The first talking point is the band’s long-awaited debut album, The Omnitone Collection, which is due to be released in February 2019. Whilst they have been used to writing music and cramming ideas together in between tours, the album has been their first opportunity to sit down, jam and write a full set of new material without the distraction of the next gig. Having previously taken a DIY approach by self-producing their two EPs, guitarist Dave explains their fresh approach towards the recording of the album by working with a producer: “We recorded a lot at home and work on a lot ourselves, then we worked with Ali Chant at Playpen Studios, which is literally just around the corner from my house, which made it easier.” As the singles ‘Don’t Lose’ and ‘You & I’ demonstrate, the result is a much cleaner, fuller and more focussed sound, which builds evermore strongly on their previous releases.

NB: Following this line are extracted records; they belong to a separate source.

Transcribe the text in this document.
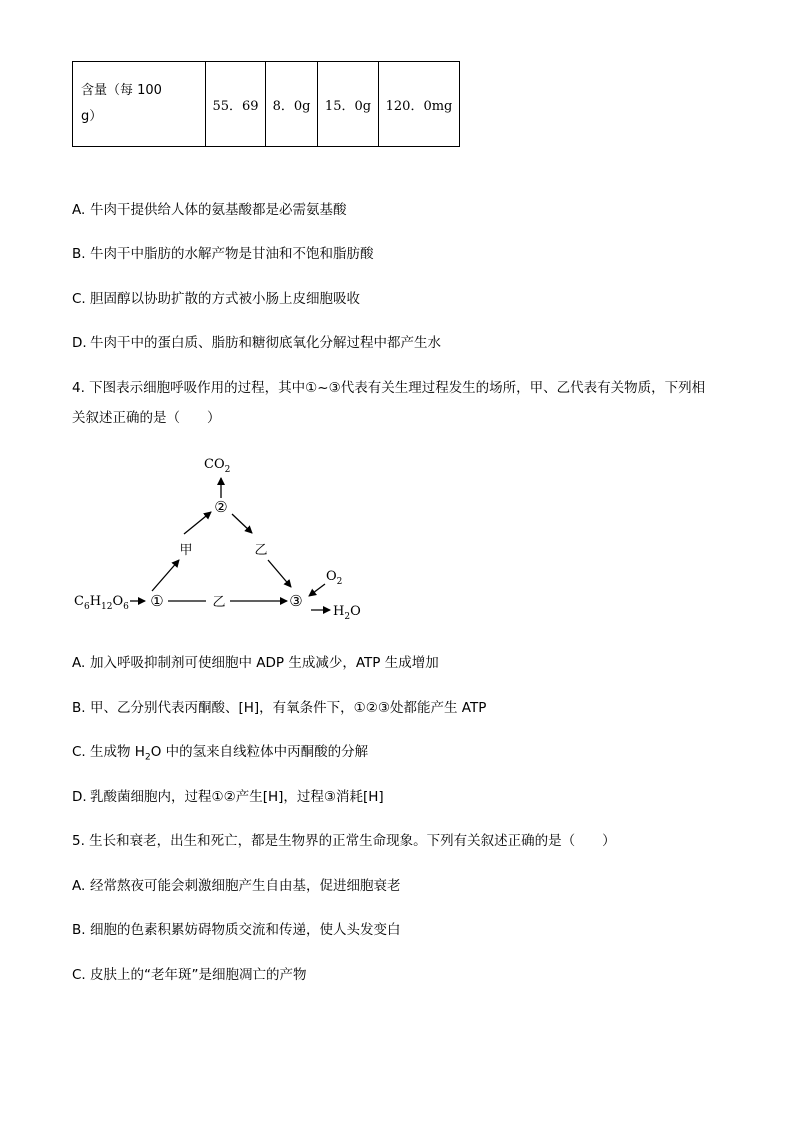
含量（每 100
g）	55．69	8．0g	15．0g	120．0mg
A. 牛肉干提供给人体的氨基酸都是必需氨基酸
B. 牛肉干中脂肪的水解产物是甘油和不饱和脂肪酸
C. 胆固醇以协助扩散的方式被小肠上皮细胞吸收
D. 牛肉干中的蛋白质、脂肪和糖彻底氧化分解过程中都产生水
4. 下图表示细胞呼吸作用的过程，其中①~③代表有关生理过程发生的场所，甲、乙代表有关物质，下列相
关叙述正确的是（　　）
$CO_2$
②
甲	乙
$C_6H_{12}O_6$ ①	乙	③
$O_2$
$H_2O$
A. 加入呼吸抑制剂可使细胞中 ADP 生成减少，ATP 生成增加
B. 甲、乙分别代表丙酮酸、[H]，有氧条件下，①②③处都能产生 ATP
C. 生成物 $H_2O$ 中的氢来自线粒体中丙酮酸的分解
D. 乳酸菌细胞内，过程①②产生[H]，过程③消耗[H]
5. 生长和衰老，出生和死亡，都是生物界的正常生命现象。下列有关叙述正确的是（　　）
A. 经常熬夜可能会刺激细胞产生自由基，促进细胞衰老
B. 细胞的色素积累妨碍物质交流和传递，使人头发变白
C. 皮肤上的“老年斑”是细胞凋亡的产物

Yet a certain sense of the DIY ethic has been maintained through the album’s artwork. The concept is built out of an assortment of technological devices which the band have created themselves, the idea being that each device is related to each track on the album. As frontwoman Katy reveals a sneak peak of the artwork, she explains that it was all shot in bassist Luke’s garden – taking a look, it’s hard to believe that something so simple could produce such amazing quality.
The conversation turns, however, towards the band’s diverse sound; it is the amalgamation of a wide range of influences, interspersed with an eagerness to experiment. Whilst Dave and Luke were playing in indie bands throughout their teens, there was already a clear urge to push the sounds of their instruments into new directions through the use of electronics. “We were most interested in how you could manipulate that sound the most”, Luke recalls, drawing on the main question which the pair had in those early days: “how do you make it not sound like the instrument you were playing?” With numerous tools at their disposal, such as effects and loop pedals, Luke and Dave have always been aiming to push the sonic possibilities of their music. Yet as time went on, and with greater influence coming from electronic artists such as Aphex Twin, Hiorthøy and Daft Punk, this eye for electronic experimentation soon branched off into more expansive equipment like MPC drum machines and synthesizers.

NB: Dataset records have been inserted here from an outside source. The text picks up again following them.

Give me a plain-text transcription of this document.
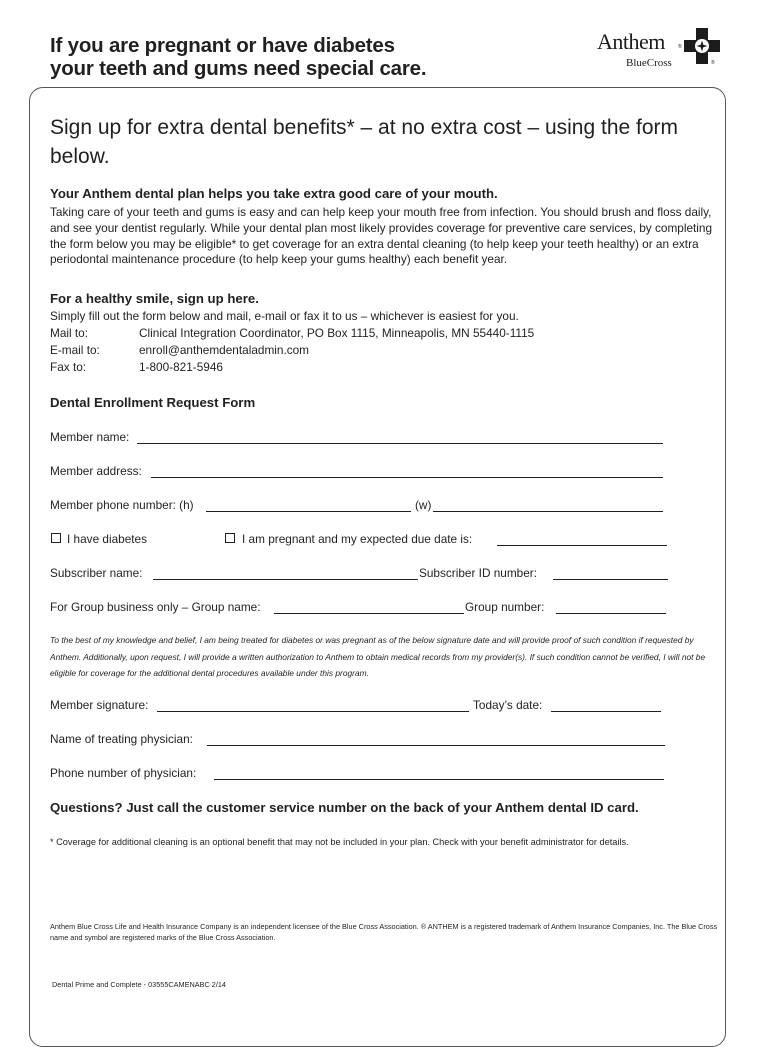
If you are pregnant or have diabetes
your teeth and gums need special care.
Anthem	®
BlueCross	®
Sign up for extra dental benefits* – at no extra cost – using the form below.
Your Anthem dental plan helps you take extra good care of your mouth.
Taking care of your teeth and gums is easy and can help keep your mouth free from infection. You should brush and floss daily, and see your dentist regularly. While your dental plan most likely provides coverage for preventive care services, by completing the form below you may be eligible* to get coverage for an extra dental cleaning (to help keep your teeth healthy) or an extra periodontal maintenance procedure (to help keep your gums healthy) each benefit year.
For a healthy smile, sign up here.
Simply fill out the form below and mail, e-mail or fax it to us – whichever is easiest for you.
Mail to:	Clinical Integration Coordinator, PO Box 1115, Minneapolis, MN 55440-1115
E-mail to:	enroll@anthemdentaladmin.com
Fax to:	1-800-821-5946
Dental Enrollment Request Form
Member name:
Member address:
Member phone number: (h)	(w)
I have diabetes	I am pregnant and my expected due date is:
Subscriber name:	Subscriber ID number:
For Group business only – Group name:	Group number:
To the best of my knowledge and belief, I am being treated for diabetes or was pregnant as of the below signature date and will provide proof of such condition if requested by Anthem. Additionally, upon request, I will provide a written authorization to Anthem to obtain medical records from my provider(s). If such condition cannot be verified, I will not be eligible for coverage for the additional dental procedures available under this program.
Member signature:	Today’s date:
Name of treating physician:
Phone number of physician:
Questions? Just call the customer service number on the back of your Anthem dental ID card.
* Coverage for additional cleaning is an optional benefit that may not be included in your plan. Check with your benefit administrator for details.
Anthem Blue Cross Life and Health Insurance Company is an independent licensee of the Blue Cross Association. ® ANTHEM is a registered trademark of Anthem Insurance Companies, Inc. The Blue Cross name and symbol are registered marks of the Blue Cross Association.
Dental Prime and Complete - 03555CAMENABC 2/14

It was not until they met Katy at university that the three-piece started to form, albeit in a different shape to what they are now. In these formative years, partly stemming from Katy’s learning of the cello, the band had a much greater footing in folk, whilst the electronic side developed gradually. “I suppose it was combining those two things,” Katy says, “you had the folky background and then you had this kind of love for dance music and we combined the two. That is kind of what we do now.” Whilst the sound of these two genres may appear historically to be polar opposites, Elder Island manage to find a natural space along this spectrum that works wonders.
Having such a varied palate does pose its own peculiarities, however, as Dave picks up on the bizarre moments which unfold during the recording process: “We might play something very casual, like Katy might be doing a cello loop and then we build some drums into it. But then half an hour later, all of a sudden it is the dirtiest techno sound.” Through the hysterical imitations of what these sounds entail, there is a sense of a band that find great pleasure in bridging the gaps between the dark and the delicate.

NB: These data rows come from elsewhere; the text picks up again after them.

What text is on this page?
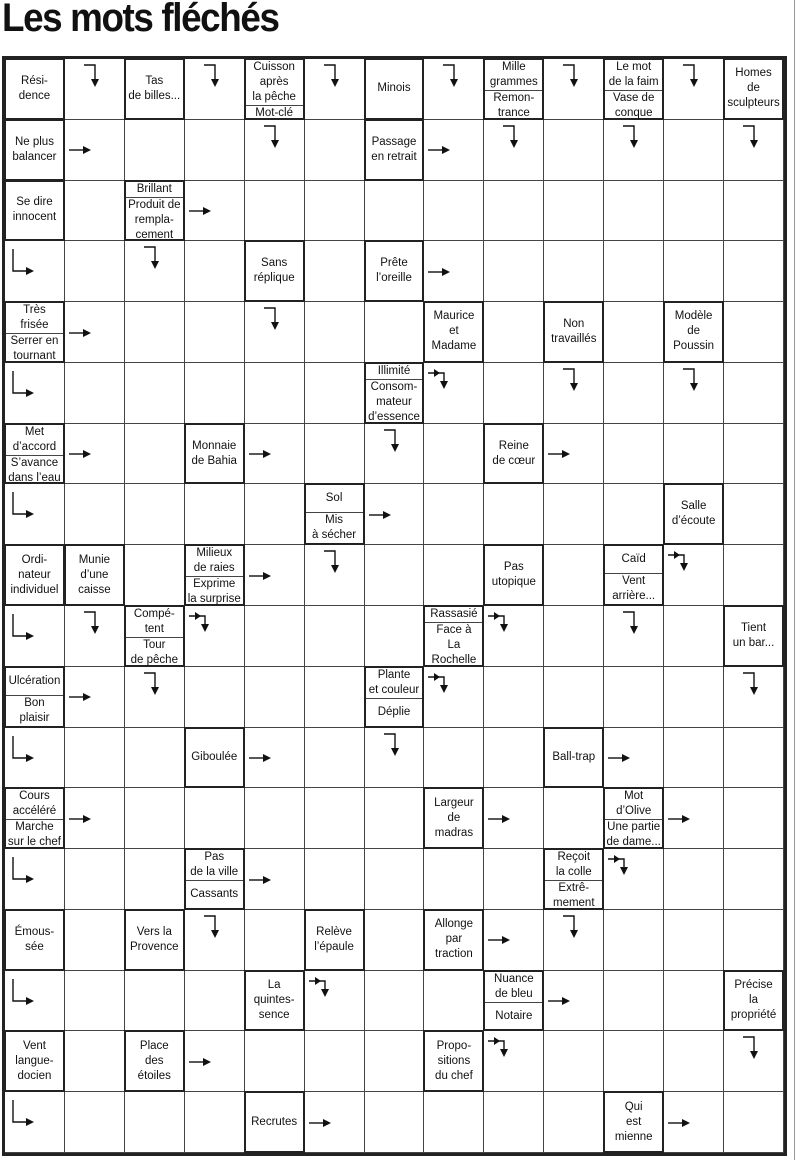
Les mots fléchés
Rési-
dence
Tas
de billes...
Cuisson
après
la pêche
Mot-clé
Minois
Mille
grammes
Remon-
trance
Le mot
de la faim
Vase de
conque
Homes
de
sculpteurs
Ne plus
balancer
Passage
en retrait
Se dire
innocent
Brillant
Produit de
rempla-
cement
Sans
réplique
Prête
l’oreille
Très
frisée
Serrer en
tournant
Maurice
et
Madame
Non
travaillés
Modèle
de
Poussin
Illimité
Consom-
mateur
d’essence
Met
d’accord
S’avance
dans l’eau
Monnaie
de Bahia
Reine
de cœur
Sol
Mis
à sécher
Salle
d’écoute
Ordi-
nateur
individuel
Munie
d’une
caisse
Milieux
de raies
Exprime
la surprise
Pas
utopique
Caïd
Vent
arrière...
Compé-
tent
Tour
de pêche
Rassasié
Face à
La
Rochelle
Tient
un bar...
Ulcération
Bon
plaisir
Plante
et couleur
Déplie
Giboulée	Ball-trap
Cours
accéléré
Marche
sur le chef
Largeur
de
madras
Mot
d’Olive
Une partie
de dame...
Pas
de la ville
Cassants
Reçoit
la colle
Extrê-
mement
Émous-
sée
Vers la
Provence
Relève
l’épaule
Allonge
par
traction
La
quintes-
sence
Nuance
de bleu
Notaire
Précise
la
propriété
Vent
langue-
docien
Place
des
étoiles
Propo-
sitions
du chef
Recrutes
Qui
est
mienne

On the other hand, the live setting benefits significantly from this blending of styles. With a number of party anthems within the band’s catalogue, such as ‘Bonfires’ and ‘Bamboo’, a constant sense of balance, between cello or ambient synth breaks and invigorating points of release in dance grooves, is a matter of maintaining attention spans. Here, Katy highlights the power which they possess in being able to build and manipulate layers as they please: “It’s not like a backing track. It’s not like we always have to work to a metronome, which is nice because you can come in and out of it.” As is quite rare within more electronic forms of music, there are moments in which Elder Island get to play around with the regular beat grids, which provide a chance for their crowds to reenergise, before being pulled back into euphoric climaxes.
As the interview draws to an end, I ask what the plans for 2019 are besides the album release. “Touring”, Katy responds, with a slight twang in her voice, suggesting the arduous task of preparation which looms ahead. As a band that is not afraid to work hard and push themselves, it is exciting to see where their constant efforts will take them next.